É fato, no entanto, que existe um declínio do tratamento psicanalítico. Estima-se que, nos
últimos vinte anos, os pacientes que enfrentam a aventura intelectual do divã venham
decrescendo à razão de 10% ao ano. Os motivos são fáceis de ser identificados: ela é cara,
demorada e não oferece garantia de cura. No artigo mais provocativo sobre o assunto
escrito nos últimos tempos, o neurologista Eric Kandel, Prêmio Nobel de Medicina em
2000, criticou duramente a terapia psicanalítica. Segundo ele, a psicanálise, que existe há
mais de um século, deveria estar preocupada em obter evidências científicas de seus
mecanismos. Se não enfrentar esse desafio, acha o cientista, ela estará fadada a perder cada
vez mais influência. O artigo de Kandel, intitulado "A biologia e o futuro da psicanálise",
pode ser o estímulo que falta para que as teorias de Freud sejam finalmente cotejadas com
a ciência de ponta. O austríaco não se furtaria ao confronto, pelo que deu a entender em
Além do Princípio do Prazer, obra de 1920: "Podemos esperar que a biologia nos dê as
mais surpreendentes informações e não podemos imaginar quais respostas, daqui a dezenas
de anos, ela terá para as questões que agora lhe fazemos. Elas podem vir a destruir toda a
estrutura artificial de nossas hipóteses".

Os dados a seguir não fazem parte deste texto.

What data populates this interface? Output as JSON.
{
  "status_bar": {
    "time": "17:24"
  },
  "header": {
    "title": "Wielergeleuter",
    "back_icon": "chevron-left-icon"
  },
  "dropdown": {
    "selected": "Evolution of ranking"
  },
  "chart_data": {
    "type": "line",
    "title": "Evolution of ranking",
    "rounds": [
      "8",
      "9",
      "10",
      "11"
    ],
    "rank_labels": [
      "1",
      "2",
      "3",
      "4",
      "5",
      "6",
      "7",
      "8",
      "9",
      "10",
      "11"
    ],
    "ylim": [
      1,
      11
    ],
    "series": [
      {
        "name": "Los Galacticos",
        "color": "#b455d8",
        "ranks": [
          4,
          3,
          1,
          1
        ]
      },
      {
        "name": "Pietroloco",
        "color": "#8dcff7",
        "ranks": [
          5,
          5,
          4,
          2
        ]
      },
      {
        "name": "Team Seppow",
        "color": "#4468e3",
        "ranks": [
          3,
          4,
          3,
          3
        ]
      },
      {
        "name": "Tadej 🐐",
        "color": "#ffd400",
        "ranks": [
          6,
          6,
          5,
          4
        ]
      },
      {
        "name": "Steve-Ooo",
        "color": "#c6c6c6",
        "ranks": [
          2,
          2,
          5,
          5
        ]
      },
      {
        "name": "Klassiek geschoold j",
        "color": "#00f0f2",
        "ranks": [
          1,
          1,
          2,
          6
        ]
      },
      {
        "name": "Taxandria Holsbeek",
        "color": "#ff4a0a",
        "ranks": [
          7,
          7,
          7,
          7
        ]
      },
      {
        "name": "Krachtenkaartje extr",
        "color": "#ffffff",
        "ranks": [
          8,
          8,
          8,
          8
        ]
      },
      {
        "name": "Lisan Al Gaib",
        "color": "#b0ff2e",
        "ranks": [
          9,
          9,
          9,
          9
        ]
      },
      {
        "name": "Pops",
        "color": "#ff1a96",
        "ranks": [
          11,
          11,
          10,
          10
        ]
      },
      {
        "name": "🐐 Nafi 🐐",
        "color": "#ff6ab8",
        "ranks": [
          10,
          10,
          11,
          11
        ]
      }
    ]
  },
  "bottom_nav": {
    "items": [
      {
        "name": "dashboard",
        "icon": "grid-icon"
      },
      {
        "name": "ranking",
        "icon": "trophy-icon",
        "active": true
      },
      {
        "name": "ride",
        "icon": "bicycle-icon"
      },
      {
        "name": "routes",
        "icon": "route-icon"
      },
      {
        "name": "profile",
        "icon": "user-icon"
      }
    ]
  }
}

Freud, não se deve esquecer, era médico. Se pudesse acompanhar o que ocorre atualmente,
é provável que aprovasse a parceria cada vez mais estreita entre psiquiatria e psicologia,
apesar das resistências (sem trocadilho) dos seguidores da psicanálise. E certamente ele,
que também se esforçou para cancelar o pesado estigma das doenças mentais, ficaria muito
satisfeito com o fato de as pessoas hoje se sentirem mais livres para falar desses distúrbios
e procurar ajuda. "O oposto da depressão não é felicidade, e sim vitalidade", escreveu o
ensaísta americano Andrew Solomon, que sofre do distúrbio e é autor de um belo livro
sobre o tema, O Demônio do Meio-Dia. É isso que a associação entre psiquiatras e
terapeutas oferece: vitalidade. Força para equilibrar-se num mundo tão desequilibrado.